Ms Yingluck has no appointments this weekend and is resting in her residence in Soi Yothin Pattana 3 amid tight security, reports said.
Officials said Ms Yingluck was closely following the anti-government rallies and had asked for hourly reports from security units.
Mr Chalerm said he had directed Metropolitan Police commander Pol Lt Gen Kamronwit Thoopkrachang to inspect the Government House compound to ensure it was clear of bombs and to reopen the premier's office by Wednesday.
He also reiterated that the CMPO would not use violent means to take back state offices occupied by protesters from the People's Democratic Reform Committee (PDRC) and other anti-government groups.
Mr Chalerm, also the caretaker labour minister, said that as far as he was concerned, protest leader Suthep Thaugsuban could continue rallying all year until he and his financiers have no money left.
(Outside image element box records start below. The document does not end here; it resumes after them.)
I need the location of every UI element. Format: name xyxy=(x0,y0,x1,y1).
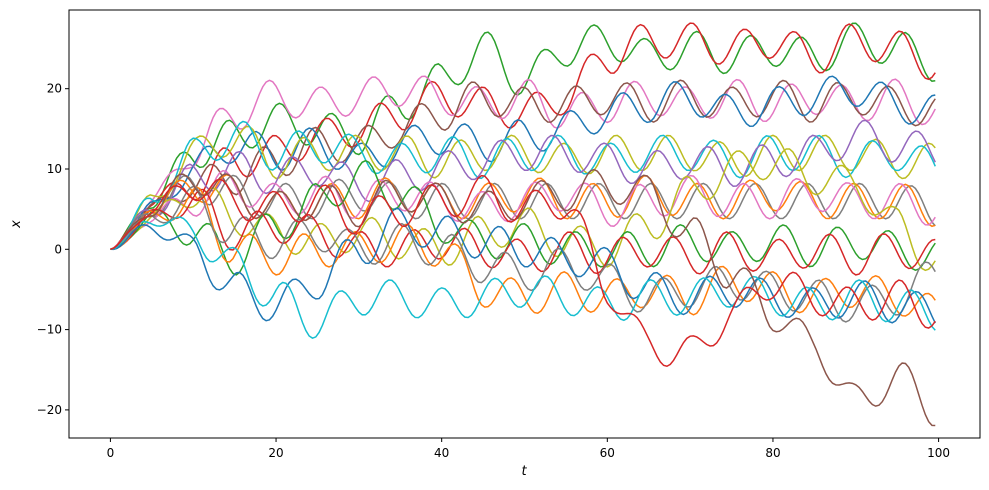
y-tick-label: 10 xyxy=(47,162,62,176)
plot-frame xyxy=(68,9,981,439)
series-line xyxy=(110,174,936,368)
x-tick-label: 20 xyxy=(268,446,283,460)
y-tick-label: 20 xyxy=(47,82,62,96)
y-tick-label: 0 xyxy=(54,242,62,256)
series-line xyxy=(110,22,936,251)
series-line xyxy=(110,207,936,324)
series-line xyxy=(110,185,936,323)
series-line xyxy=(110,120,936,251)
series-line xyxy=(110,216,936,340)
series-line xyxy=(110,125,936,251)
y-axis-label: x xyxy=(9,220,24,229)
series-line xyxy=(110,159,936,276)
x-tick-label: 100 xyxy=(927,446,950,460)
y-tick-label: −10 xyxy=(37,323,62,337)
x-axis-label: t xyxy=(521,464,527,479)
series-line xyxy=(110,75,936,251)
series-line xyxy=(110,79,936,251)
series-layer xyxy=(110,22,936,427)
y-axis: −20 −10 0 10 20 xyxy=(37,82,69,417)
series-line xyxy=(110,186,936,317)
x-axis: 0 20 40 60 80 100 xyxy=(107,438,950,460)
x-tick-label: 0 xyxy=(107,446,115,460)
x-tick-label: 40 xyxy=(434,446,449,460)
series-line xyxy=(110,169,936,251)
series-line xyxy=(110,168,936,427)
series-line xyxy=(110,188,936,276)
series-line xyxy=(110,75,936,250)
series-line xyxy=(110,174,936,251)
x-tick-label: 80 xyxy=(765,446,780,460)
x-tick-label: 60 xyxy=(600,446,615,460)
y-tick-label: −20 xyxy=(37,403,62,417)
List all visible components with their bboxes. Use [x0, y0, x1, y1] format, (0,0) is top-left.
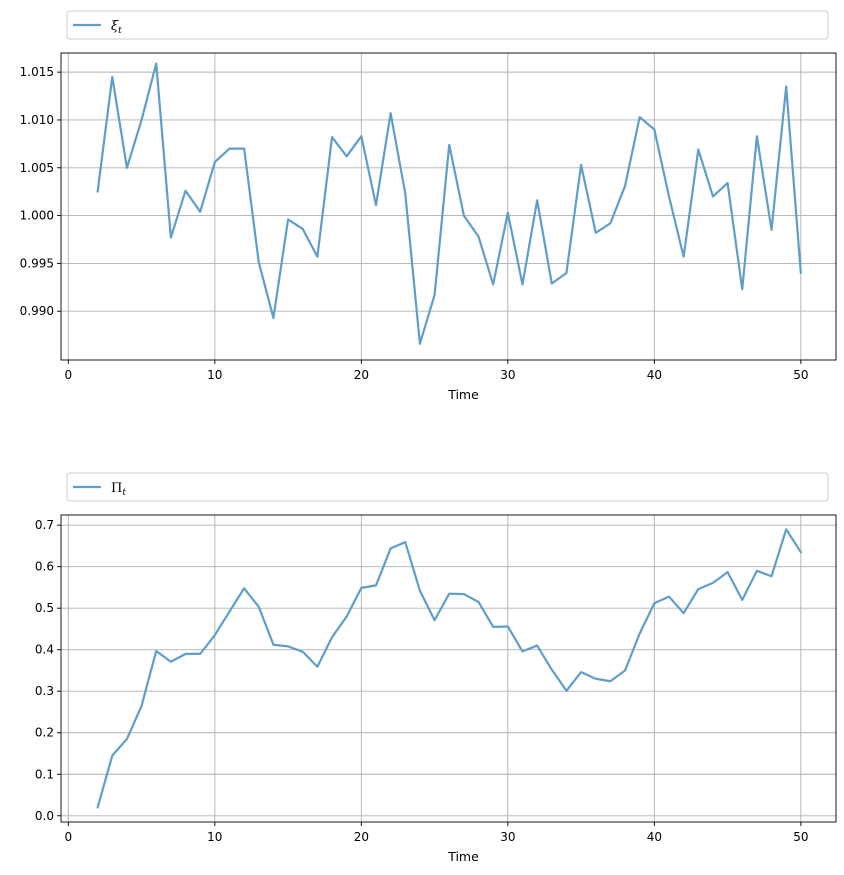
- y-tick-label: 0.7: [35, 518, 54, 532]
- plot-frame: [60, 52, 837, 361]
- y-tick-label: 1.000: [20, 209, 54, 223]
- legend-label: ξt: [111, 19, 122, 36]
- y-tick-label: 0.5: [35, 601, 54, 615]
- x-tick-label: 20: [354, 368, 369, 382]
- y-tick-label: 0.995: [20, 256, 54, 270]
- y-tick-label: 1.015: [20, 65, 54, 79]
- y-tick-label: 0.990: [20, 304, 54, 318]
- y-tick-label: 0.3: [35, 684, 54, 698]
- chart-1: 0 10 20 30 40 50 0.990 0.995 1.000 1.005 1.010 1.01…: [20, 10, 837, 402]
- legend: Πt: [66, 472, 829, 502]
- x-tick-label: 40: [647, 830, 662, 844]
- x-tick-label: 30: [500, 368, 515, 382]
- y-tick-label: 0.2: [35, 726, 54, 740]
- x-tick-label: 40: [647, 368, 662, 382]
- y-tick-label: 0.0: [35, 809, 54, 823]
- plot-frame: [60, 514, 837, 823]
- legend: ξt: [66, 10, 829, 40]
- chart-2: 0 10 20 30 40 50 0.0 0.1 0.2 0.3 0.4 0.5 0.6 0.7 Time Π…: [35, 472, 837, 864]
- x-tick-label: 0: [65, 830, 73, 844]
- x-tick-label: 10: [207, 830, 222, 844]
- y-tick-label: 1.005: [20, 161, 54, 175]
- legend-box: [66, 10, 829, 40]
- y-tick-label: 0.6: [35, 560, 54, 574]
- legend-subscript: t: [118, 26, 122, 36]
- series-line: [96, 528, 802, 809]
- x-axis-label: Time: [447, 387, 479, 402]
- series-line: [96, 62, 802, 345]
- y-tick-label: 0.1: [35, 767, 54, 781]
- legend-symbol: ξ: [111, 19, 119, 34]
- y-tick-label: 0.4: [35, 643, 54, 657]
- x-tick-label: 10: [207, 368, 222, 382]
- y-tick-label: 1.010: [20, 113, 54, 127]
- x-tick-label: 50: [793, 830, 808, 844]
- x-tick-label: 30: [500, 830, 515, 844]
- legend-symbol: Π: [111, 481, 122, 496]
- x-tick-label: 0: [65, 368, 73, 382]
- x-axis-label: Time: [447, 849, 479, 864]
- legend-box: [66, 472, 829, 502]
- legend-label: Πt: [111, 481, 126, 498]
- legend-subscript: t: [122, 488, 126, 498]
- x-tick-label: 50: [793, 368, 808, 382]
- x-tick-label: 20: [354, 830, 369, 844]
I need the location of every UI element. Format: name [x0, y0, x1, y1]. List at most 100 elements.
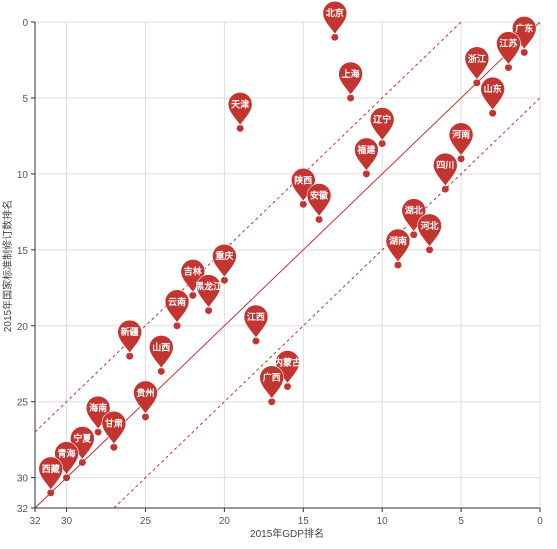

It was clear, he said, that Bangkok residents had stopped supporting Mr Suthep as the number of PDRC protesters had dropped to only 8,200 on Friday.
The PDRC has held a handful of key sites in the capital for nearly five weeks as part of its "Bangkok Shutdown" campaign. At their peak, PDRC rallies were drawing hundreds of thousands of people.
"The CMPO will refrain from using force against PDRC protesters but this does not mean that we will not arrest Mr Suthep, wanted under an arrest warrant on a charge of treason," Mr Chalerm said on Saturday.
A plan to take back the Government Complex on Chaeng Watthana Road was suspended on Saturday after protest leader Luang Pu Buddha Issara agreed to talk with police on Sunday.
Mr Chalerm said police would negotiate with the monk to take back as many as state offices as possible.
There would be no use of force in taking back the Government Complex, as the aim was to allow civil servants to work and provide services for people, and to avoid any possible casualties, he affirmed.
Police were deployed at the mouth of Soi Yothin Pattana 3 and near the caretaker premier's home to maintain order.